Cela pourrait d’ailleurs être contreproductif. Cela pousserait à la
clandestinité et rendrait le travail des enquêteurs plus difficile. Ces mesures
sont inadaptées au regard du nombre restreint de sites de recrutement. Nous
nous interrogeons sur la possibilité de se passer de l’office du juge alors qu’il
existe des mesures d’urgence. Concernant les réseaux sociaux, nous pensons
qu’il est illusoire de bloquer ces messages, sauf à recourir à un traitement massif
et automatisé inenvisageable dans un État de droit.
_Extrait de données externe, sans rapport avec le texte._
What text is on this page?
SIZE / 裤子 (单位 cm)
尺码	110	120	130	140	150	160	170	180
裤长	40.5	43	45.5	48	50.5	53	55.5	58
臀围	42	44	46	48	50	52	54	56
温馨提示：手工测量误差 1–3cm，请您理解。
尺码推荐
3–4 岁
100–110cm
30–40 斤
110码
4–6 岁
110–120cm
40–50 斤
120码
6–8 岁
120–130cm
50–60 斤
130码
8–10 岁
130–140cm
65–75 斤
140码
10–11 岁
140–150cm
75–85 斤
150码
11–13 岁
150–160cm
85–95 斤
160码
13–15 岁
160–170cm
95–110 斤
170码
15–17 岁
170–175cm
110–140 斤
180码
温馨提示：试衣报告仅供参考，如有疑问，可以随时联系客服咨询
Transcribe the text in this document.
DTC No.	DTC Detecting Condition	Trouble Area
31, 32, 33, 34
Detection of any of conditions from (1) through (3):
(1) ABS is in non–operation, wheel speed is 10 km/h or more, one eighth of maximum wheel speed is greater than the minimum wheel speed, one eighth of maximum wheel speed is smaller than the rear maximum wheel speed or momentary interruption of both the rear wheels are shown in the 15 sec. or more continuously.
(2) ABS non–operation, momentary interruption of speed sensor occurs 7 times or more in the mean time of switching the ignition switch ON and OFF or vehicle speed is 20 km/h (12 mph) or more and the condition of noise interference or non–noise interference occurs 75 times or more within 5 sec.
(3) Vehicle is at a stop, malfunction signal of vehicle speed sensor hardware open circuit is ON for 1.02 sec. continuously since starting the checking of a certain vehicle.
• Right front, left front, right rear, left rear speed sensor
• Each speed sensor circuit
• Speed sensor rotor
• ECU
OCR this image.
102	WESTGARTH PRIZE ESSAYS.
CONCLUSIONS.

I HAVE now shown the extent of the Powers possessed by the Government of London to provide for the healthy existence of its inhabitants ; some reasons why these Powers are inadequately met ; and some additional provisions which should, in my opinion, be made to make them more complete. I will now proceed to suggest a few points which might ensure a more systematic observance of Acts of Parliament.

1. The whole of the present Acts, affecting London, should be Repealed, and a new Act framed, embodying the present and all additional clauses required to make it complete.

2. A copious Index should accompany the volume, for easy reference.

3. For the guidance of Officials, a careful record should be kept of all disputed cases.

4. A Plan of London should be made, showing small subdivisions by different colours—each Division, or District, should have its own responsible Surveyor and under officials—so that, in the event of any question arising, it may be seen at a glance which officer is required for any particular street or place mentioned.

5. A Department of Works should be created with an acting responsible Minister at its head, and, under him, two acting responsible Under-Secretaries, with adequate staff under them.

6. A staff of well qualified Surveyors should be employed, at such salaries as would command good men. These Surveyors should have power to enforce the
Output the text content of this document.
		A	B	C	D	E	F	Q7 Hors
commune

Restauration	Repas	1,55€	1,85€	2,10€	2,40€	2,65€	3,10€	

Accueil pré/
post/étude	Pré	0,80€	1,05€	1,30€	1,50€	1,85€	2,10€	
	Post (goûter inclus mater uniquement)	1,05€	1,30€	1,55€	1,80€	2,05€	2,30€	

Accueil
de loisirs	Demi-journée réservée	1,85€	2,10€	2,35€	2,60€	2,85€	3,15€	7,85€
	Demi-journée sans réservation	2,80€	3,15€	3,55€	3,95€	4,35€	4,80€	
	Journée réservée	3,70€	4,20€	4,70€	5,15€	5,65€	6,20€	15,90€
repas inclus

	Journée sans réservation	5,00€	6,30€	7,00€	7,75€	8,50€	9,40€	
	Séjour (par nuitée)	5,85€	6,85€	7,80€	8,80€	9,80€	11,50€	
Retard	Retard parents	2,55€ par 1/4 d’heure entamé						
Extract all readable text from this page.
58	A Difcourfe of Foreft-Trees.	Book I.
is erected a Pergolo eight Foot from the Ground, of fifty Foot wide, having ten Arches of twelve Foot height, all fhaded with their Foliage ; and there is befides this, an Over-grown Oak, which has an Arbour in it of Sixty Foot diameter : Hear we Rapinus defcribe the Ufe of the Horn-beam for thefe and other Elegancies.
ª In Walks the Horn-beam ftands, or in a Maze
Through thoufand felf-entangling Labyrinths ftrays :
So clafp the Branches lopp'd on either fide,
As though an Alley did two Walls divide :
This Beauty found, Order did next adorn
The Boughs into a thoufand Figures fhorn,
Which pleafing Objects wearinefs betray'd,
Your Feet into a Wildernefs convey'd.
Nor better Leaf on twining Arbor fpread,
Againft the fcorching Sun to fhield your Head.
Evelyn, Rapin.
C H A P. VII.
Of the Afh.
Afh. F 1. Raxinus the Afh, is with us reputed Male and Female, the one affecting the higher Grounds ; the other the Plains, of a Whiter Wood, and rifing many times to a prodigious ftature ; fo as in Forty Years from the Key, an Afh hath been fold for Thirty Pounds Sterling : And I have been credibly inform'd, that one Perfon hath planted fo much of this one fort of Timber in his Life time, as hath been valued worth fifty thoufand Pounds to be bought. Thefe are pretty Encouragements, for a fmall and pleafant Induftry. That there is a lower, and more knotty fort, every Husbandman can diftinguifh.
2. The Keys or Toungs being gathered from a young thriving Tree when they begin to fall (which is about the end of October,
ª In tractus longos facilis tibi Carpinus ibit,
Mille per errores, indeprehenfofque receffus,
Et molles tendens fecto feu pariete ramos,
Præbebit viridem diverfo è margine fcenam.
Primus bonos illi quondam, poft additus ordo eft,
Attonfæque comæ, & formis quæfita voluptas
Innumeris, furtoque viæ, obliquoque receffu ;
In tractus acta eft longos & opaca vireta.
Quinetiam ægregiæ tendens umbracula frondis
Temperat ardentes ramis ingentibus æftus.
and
Ces mesures sont potentiellement attentatoires aux libertés
fondamentales en se passant des garanties du juge. Selon un juge antiterroriste,
le caractère manifestement illicite des contenus est délicat à apprécier,
notamment pour les textes écrits. On risque d’incriminer ce qui relève du délit
d’opinion. Nous ne sommes pas opposés par principe au blocage, seulement au
blocage comme seule solution et sans recours préalable au juge judiciaire. La
multiplication des dispositifs de renforcement des dispositions antiterrorisme
notamment sur Internet appelle une évaluation de l’efficacité des dispositifs de
blocage.
Yann Bonnet, rapporteur général du Conseil national du
numérique. – Enfin, nous vous proposons cinq pistes d’action.
En préalable, nous pensons qu’il faut mieux comprendre les
processus sociaux complexe de la radicalisation et de préciser le rôle d’Internet.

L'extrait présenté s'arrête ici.